Lets wait for AEROSPHERE to tell us about his giant sphere that will "suck" up all this trash and bring back to earth so we can recycle it. it is a cute idea. When I was a kid I used to come up with cute ideas too. I never understood why we didn't try to capture a dwarf star and build a dome around it so we could capture all of its energy. then I grew up. AND I saw my idea used in a Star Trek the next Generation episode with Scotty. (a dyson sphere. I still claim that Gene stole that from me)
On the other hand, how long will it be until the density of debris increases to the point where the "cloud" starts to block the sun enough to reverse global warming? Not likely in my lifetime, I guess...

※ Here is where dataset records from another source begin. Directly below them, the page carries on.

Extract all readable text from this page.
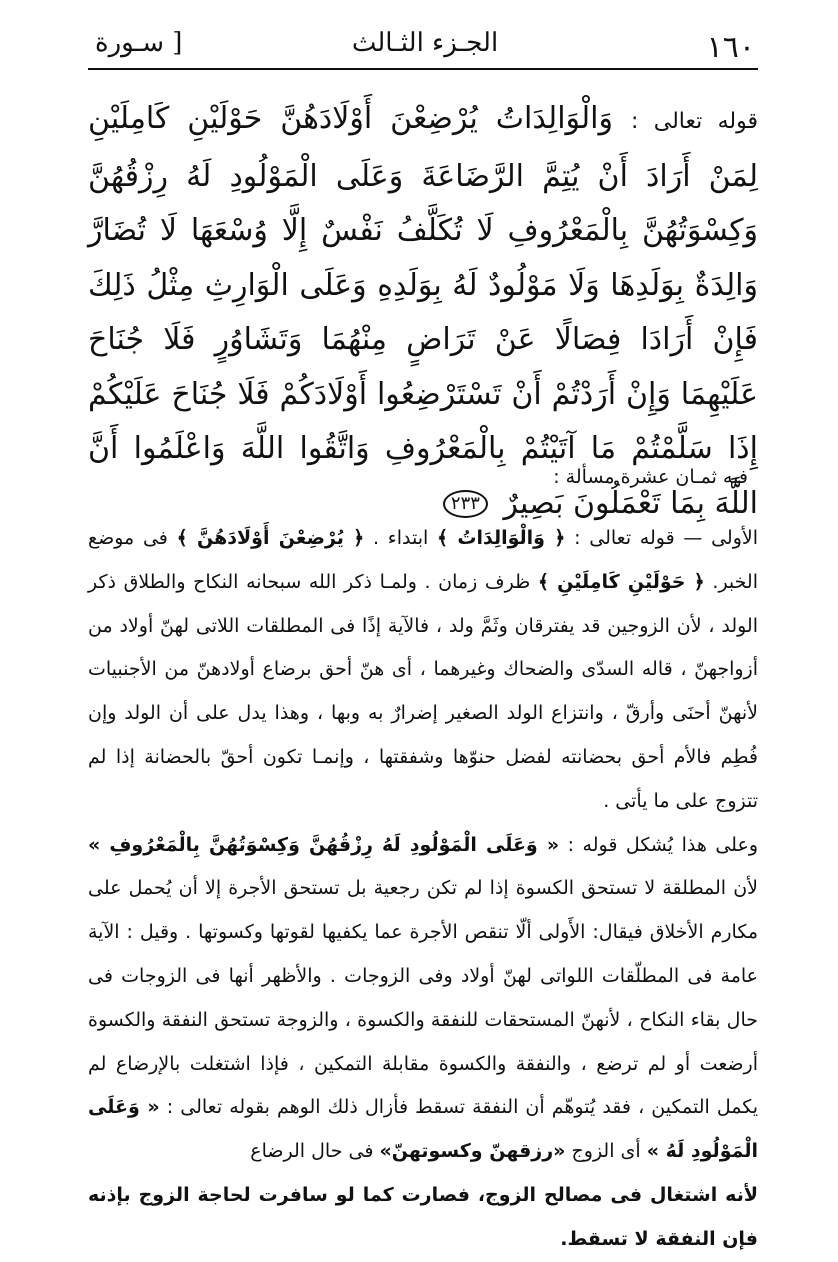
١٦٠
الجـزء الثـالث
[ سـورة
قوله تعالى : وَالْوَالِدَاتُ يُرْضِعْنَ أَوْلَادَهُنَّ حَوْلَيْنِ كَامِلَيْنِ لِمَنْ أَرَادَ أَنْ يُتِمَّ الرَّضَاعَةَ وَعَلَى الْمَوْلُودِ لَهُ رِزْقُهُنَّ وَكِسْوَتُهُنَّ بِالْمَعْرُوفِ لَا تُكَلَّفُ نَفْسٌ إِلَّا وُسْعَهَا لَا تُضَارَّ وَالِدَةٌ بِوَلَدِهَا وَلَا مَوْلُودٌ لَهُ بِوَلَدِهِ وَعَلَى الْوَارِثِ مِثْلُ ذَلِكَ فَإِنْ أَرَادَا فِصَالًا عَنْ تَرَاضٍ مِنْهُمَا وَتَشَاوُرٍ فَلَا جُنَاحَ عَلَيْهِمَا وَإِنْ أَرَدْتُمْ أَنْ تَسْتَرْضِعُوا أَوْلَادَكُمْ فَلَا جُنَاحَ عَلَيْكُمْ إِذَا سَلَّمْتُمْ مَا آتَيْتُمْ بِالْمَعْرُوفِ وَاتَّقُوا اللَّهَ وَاعْلَمُوا أَنَّ اللَّهَ بِمَا تَعْمَلُونَ بَصِيرٌ ٢٣٣
فيه ثمـان عشرة مسألة :
الأولى — قوله تعالى : ﴿ وَالْوَالِدَاتُ ﴾ ابتداء . ﴿ يُرْضِعْنَ أَوْلَادَهُنَّ ﴾ فى موضع الخبر. ﴿ حَوْلَيْنِ كَامِلَيْنِ ﴾ ظرف زمان . ولمـا ذكر الله سبحانه النكاح والطلاق ذكر الولد ، لأن الزوجين قد يفترقان وثَمَّ ولد ، فالآية إذًا فى المطلقات اللاتى لهنّ أولاد من أزواجهنّ ، قاله السدّى والضحاك وغيرهما ، أى هنّ أحق برضاع أولادهنّ من الأجنبيات لأنهنّ أحنَى وأرقّ ، وانتزاع الولد الصغير إضرارٌ به وبها ، وهذا يدل على أن الولد وإن فُطِم فالأم أحق بحضانته لفضل حنوّها وشفقتها ، وإنمـا تكون أحقّ بالحضانة إذا لم تتزوج على ما يأتى .
وعلى هذا يُشكل قوله : « وَعَلَى الْمَوْلُودِ لَهُ رِزْقُهُنَّ وَكِسْوَتُهُنَّ بِالْمَعْرُوفِ » لأن المطلقة لا تستحق الكسوة إذا لم تكن رجعية بل تستحق الأجرة إلا أن يُحمل على مكارم الأخلاق فيقال: الأَولى ألّا تنقص الأجرة عما يكفيها لقوتها وكسوتها . وقيل : الآية عامة فى المطلّقات اللواتى لهنّ أولاد وفى الزوجات . والأظهر أنها فى الزوجات فى حال بقاء النكاح ، لأنهنّ المستحقات للنفقة والكسوة ، والزوجة تستحق النفقة والكسوة أرضعت أو لم ترضع ، والنفقة والكسوة مقابلة التمكين ، فإذا اشتغلت بالإرضاع لم يكمل التمكين ، فقد يُتوهّم أن النفقة تسقط فأزال ذلك الوهم بقوله تعالى : « وَعَلَى الْمَوْلُودِ لَهُ » أى الزوج «رزقهنّ وكسوتهنّ» فى حال الرضاع
لأنه اشتغال فى مصالح الزوج، فصارت كما لو سافرت لحاجة الزوج بإذنه فإن النفقة لا تسقط.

Just a side note: I think we should all make sure that PopSci is not a spambot by asking it for the sixth word in a series of 5 words.
We could use huge, multi-ton, solid steel space "bulldozers" flying in varying orbits at different altitudes. As they run into smaller objects, they would slow the little ones down and the smaller objects would spiral in to a blazing end.
Of course, you'd have to send bigger bulldozers up to get rid of the old dozers when the original ones had been slowed down by all of those collisions with little bits they were clearing up.
And then there's the whole pesky problem with the limitations of chemical rockets with their relatively puny payloads, which would make it impossible to send huge, multi-ton, solid steel space bulldozers into space.
They aliens that abducted me back in '73 come back to get me every few years. If I remember, I'll ask them if they can help out.
I imagine we could use carbon nanotubes as planned for the space elevator to sling and pile up debris and use that mass just for the space elevator or other thing in some future, after all it was very expensive to put it all there.